Government borrowing hit a record monthly high in May, as the coronavirus continued to weigh heavily on finances.
The £55.2bn figure was nine times higher than in May last year and the highest since records began in 1993.
The borrowing splurge meant government debt exceeded the size of the economy for the first time since 1963.
Chancellor, Rishi Sunak, said the figures confirmed the severe impact the virus was having on public finances and said the country needed to reopen.
“The best way to restore our public finances to a more sustainable footing is to safely reopen our economy so people can return to work.
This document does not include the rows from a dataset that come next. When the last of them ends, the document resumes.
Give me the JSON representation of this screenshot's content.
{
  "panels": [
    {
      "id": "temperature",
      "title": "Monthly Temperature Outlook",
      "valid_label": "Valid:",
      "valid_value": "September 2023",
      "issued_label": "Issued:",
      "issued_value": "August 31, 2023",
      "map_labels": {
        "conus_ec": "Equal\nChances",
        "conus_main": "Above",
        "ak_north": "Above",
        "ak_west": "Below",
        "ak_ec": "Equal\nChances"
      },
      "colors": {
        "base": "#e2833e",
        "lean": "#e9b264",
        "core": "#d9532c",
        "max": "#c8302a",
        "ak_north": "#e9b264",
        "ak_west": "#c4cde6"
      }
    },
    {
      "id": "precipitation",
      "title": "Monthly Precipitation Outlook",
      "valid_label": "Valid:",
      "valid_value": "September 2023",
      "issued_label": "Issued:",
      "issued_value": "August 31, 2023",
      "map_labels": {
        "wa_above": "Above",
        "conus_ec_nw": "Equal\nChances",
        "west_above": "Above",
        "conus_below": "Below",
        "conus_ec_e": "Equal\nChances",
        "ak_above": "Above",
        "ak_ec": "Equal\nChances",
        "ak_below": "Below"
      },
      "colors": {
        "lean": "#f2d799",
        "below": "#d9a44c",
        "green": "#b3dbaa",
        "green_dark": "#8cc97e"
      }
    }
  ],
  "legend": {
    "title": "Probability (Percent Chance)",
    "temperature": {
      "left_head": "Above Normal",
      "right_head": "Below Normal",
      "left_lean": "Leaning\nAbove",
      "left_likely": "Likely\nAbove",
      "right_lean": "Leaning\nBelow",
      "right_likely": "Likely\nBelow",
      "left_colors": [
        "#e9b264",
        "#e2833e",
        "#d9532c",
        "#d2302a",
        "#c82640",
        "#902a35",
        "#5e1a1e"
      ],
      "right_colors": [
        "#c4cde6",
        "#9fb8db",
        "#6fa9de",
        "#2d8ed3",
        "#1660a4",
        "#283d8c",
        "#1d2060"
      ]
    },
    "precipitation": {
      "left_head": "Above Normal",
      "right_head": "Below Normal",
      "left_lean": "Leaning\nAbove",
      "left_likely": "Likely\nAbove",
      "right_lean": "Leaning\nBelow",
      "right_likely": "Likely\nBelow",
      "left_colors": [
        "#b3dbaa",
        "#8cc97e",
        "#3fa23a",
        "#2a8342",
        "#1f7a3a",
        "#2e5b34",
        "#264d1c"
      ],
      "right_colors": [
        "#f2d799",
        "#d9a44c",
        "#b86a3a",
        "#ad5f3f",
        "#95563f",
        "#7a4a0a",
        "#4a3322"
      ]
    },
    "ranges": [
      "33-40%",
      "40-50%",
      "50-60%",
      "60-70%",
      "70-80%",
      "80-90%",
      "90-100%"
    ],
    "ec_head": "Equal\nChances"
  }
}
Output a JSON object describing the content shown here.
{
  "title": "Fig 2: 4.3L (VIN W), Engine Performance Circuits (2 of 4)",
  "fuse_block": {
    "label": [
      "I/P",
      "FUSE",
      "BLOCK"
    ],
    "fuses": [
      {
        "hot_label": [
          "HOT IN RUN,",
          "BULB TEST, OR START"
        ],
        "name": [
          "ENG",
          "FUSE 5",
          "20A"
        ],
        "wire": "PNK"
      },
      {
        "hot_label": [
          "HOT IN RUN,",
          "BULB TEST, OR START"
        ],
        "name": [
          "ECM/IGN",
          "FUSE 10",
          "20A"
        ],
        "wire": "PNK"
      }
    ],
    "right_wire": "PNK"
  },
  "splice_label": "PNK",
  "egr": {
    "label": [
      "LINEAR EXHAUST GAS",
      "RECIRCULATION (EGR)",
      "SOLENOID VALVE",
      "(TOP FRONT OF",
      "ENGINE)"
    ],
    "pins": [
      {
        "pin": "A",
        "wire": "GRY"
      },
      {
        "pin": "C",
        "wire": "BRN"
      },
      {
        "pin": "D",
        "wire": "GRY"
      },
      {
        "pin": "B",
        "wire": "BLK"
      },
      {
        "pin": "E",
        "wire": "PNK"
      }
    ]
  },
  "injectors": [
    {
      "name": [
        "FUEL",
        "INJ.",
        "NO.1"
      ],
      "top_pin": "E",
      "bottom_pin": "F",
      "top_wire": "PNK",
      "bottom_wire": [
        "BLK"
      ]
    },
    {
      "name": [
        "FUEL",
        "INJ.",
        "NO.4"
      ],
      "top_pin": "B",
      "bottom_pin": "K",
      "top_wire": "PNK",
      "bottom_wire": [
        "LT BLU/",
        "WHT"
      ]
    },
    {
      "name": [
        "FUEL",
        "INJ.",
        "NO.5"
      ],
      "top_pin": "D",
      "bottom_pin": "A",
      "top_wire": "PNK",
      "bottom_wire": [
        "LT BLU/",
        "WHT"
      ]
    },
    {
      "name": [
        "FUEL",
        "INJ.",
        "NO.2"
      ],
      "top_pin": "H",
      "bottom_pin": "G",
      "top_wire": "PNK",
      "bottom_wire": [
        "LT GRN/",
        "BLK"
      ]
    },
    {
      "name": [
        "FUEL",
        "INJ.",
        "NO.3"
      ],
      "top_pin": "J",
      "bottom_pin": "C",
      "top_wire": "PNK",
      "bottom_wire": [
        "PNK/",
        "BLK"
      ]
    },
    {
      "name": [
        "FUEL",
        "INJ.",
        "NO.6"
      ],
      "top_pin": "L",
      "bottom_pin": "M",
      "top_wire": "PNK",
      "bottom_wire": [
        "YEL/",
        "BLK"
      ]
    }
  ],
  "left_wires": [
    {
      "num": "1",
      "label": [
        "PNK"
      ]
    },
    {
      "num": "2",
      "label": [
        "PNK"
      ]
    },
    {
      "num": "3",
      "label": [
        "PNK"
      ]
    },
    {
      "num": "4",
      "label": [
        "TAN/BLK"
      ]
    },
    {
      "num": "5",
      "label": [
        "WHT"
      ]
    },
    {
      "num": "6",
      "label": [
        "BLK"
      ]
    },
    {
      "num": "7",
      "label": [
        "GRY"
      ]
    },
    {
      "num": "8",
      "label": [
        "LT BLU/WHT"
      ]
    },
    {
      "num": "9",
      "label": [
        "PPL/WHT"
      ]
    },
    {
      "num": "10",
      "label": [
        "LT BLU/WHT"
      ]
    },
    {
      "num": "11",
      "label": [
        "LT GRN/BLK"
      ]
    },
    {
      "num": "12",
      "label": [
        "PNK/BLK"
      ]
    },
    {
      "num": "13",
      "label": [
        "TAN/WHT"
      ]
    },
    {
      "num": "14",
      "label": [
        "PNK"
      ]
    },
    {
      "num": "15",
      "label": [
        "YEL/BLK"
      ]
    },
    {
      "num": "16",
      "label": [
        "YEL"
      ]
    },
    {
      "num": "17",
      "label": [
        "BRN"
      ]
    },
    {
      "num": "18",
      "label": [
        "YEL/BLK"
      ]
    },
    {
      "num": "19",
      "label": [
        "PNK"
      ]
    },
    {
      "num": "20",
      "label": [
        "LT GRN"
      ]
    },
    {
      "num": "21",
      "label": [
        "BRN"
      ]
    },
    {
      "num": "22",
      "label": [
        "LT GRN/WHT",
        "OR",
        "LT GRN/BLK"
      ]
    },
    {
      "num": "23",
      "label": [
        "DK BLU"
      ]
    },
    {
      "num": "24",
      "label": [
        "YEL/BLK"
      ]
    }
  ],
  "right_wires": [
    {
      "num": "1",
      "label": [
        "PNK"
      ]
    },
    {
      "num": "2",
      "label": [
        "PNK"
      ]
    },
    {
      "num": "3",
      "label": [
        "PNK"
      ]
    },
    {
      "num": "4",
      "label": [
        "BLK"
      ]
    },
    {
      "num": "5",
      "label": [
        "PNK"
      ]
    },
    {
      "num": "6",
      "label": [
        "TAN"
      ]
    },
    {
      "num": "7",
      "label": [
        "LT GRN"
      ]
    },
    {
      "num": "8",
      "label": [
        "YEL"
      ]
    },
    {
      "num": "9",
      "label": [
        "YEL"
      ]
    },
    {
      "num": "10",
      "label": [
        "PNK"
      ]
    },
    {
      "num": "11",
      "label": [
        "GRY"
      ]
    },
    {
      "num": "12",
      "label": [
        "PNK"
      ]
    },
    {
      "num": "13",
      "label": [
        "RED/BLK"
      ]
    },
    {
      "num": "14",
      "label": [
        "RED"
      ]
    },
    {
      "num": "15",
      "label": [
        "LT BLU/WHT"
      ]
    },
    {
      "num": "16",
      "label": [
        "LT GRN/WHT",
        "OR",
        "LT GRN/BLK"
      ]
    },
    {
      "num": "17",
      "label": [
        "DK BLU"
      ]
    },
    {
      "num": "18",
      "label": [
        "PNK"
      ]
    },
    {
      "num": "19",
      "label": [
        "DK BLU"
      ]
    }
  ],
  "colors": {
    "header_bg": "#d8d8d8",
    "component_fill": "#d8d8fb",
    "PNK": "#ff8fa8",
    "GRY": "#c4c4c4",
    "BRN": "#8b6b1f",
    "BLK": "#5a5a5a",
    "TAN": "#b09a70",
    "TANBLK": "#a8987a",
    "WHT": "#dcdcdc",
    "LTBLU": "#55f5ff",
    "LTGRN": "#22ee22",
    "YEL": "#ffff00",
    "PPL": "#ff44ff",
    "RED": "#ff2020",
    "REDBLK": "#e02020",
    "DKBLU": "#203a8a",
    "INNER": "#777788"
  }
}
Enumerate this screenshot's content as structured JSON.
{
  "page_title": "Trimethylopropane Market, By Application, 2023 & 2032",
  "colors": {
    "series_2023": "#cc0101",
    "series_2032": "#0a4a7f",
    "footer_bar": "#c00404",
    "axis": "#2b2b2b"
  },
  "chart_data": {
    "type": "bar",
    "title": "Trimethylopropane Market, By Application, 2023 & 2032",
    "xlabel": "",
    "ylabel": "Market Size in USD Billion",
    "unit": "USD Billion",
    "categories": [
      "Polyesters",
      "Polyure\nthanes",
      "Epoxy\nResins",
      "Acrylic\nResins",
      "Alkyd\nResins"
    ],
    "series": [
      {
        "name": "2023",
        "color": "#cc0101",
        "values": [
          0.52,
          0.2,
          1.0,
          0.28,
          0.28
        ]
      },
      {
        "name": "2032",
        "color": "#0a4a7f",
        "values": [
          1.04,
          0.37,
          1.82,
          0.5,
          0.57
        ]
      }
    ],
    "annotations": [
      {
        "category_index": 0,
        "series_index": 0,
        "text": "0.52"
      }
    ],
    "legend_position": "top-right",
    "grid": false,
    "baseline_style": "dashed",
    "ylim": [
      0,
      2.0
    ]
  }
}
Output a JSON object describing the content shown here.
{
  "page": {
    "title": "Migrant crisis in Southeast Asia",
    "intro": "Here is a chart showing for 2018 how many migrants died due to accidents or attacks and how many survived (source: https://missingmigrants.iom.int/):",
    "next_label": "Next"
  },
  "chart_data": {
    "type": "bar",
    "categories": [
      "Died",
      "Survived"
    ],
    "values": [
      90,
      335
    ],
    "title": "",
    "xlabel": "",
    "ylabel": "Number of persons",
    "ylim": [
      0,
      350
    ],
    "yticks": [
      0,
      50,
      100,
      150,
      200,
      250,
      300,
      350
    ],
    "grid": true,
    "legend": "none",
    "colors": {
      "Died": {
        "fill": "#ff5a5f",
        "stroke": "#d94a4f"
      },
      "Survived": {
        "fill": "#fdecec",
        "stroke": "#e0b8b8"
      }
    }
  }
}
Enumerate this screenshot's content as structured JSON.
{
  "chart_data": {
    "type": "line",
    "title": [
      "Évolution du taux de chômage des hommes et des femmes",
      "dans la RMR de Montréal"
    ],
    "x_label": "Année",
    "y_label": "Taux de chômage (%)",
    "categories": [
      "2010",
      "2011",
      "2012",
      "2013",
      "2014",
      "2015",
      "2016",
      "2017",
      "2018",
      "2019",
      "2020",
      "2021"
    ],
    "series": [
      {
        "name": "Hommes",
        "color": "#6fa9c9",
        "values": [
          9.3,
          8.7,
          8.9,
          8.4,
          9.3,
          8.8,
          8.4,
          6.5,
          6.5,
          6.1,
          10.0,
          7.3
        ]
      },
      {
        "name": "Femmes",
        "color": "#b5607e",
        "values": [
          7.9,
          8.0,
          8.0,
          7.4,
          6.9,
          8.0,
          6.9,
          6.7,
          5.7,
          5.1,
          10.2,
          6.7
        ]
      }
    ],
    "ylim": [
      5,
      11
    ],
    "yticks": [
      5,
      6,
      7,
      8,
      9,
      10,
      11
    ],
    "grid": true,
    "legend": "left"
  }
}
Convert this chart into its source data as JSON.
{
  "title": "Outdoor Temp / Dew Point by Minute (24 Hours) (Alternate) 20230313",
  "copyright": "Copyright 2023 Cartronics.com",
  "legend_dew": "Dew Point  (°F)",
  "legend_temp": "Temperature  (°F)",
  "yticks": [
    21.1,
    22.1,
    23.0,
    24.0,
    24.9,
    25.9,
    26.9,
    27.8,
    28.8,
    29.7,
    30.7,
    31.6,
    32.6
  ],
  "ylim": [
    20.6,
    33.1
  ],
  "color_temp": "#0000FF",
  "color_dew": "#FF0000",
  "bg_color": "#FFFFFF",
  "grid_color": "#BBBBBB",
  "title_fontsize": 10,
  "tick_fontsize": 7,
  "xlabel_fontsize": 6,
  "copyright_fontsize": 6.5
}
“We’ve set out our plan to do this in a gradual and safe fashion, including reopening high streets across the country this week, as we kickstart our economic recovery.”
The Office for National Statistics had said last month’s borrowing figure was the highest since records began in 1993, but said it had subsequently revised it lower due to higher taxes and national insurance then expected, revising the figure down to £48.5bn from £62bn.
It also spent less than thought on the Coronavirus Job Retention Scheme.
The deficit – the difference between spending and tax income – for the 12 months to May is now estimated to have been £103.7bn, £87bn more than in the same period last year, another record.
But the ONS estimates borrowing for the financial year 2020-21 will dwarf that at £298bn. That would be the largest deficit since World War Two.
The ONS said that although the impact of the pandemic on the public finances was becoming clearer, its effects were not fully captured in the release, and that estimates were subject to greater than usual uncertainty.
Alex Tuckett, senior economist at consultants PwC, pointed to the 46% fall in the amount of VAT collected in the month, although it said the biggest issue for the government’s finances was the £29bn it spent on the various support schemes for the economy.
“In the near term, there are signs the economy is recovering as the country re-opens, and this should boost tax receipts.
“However, these figures remind us that Chancellor Rishi Sunak faces a difficult backdrop to any summer fiscal event,” she added.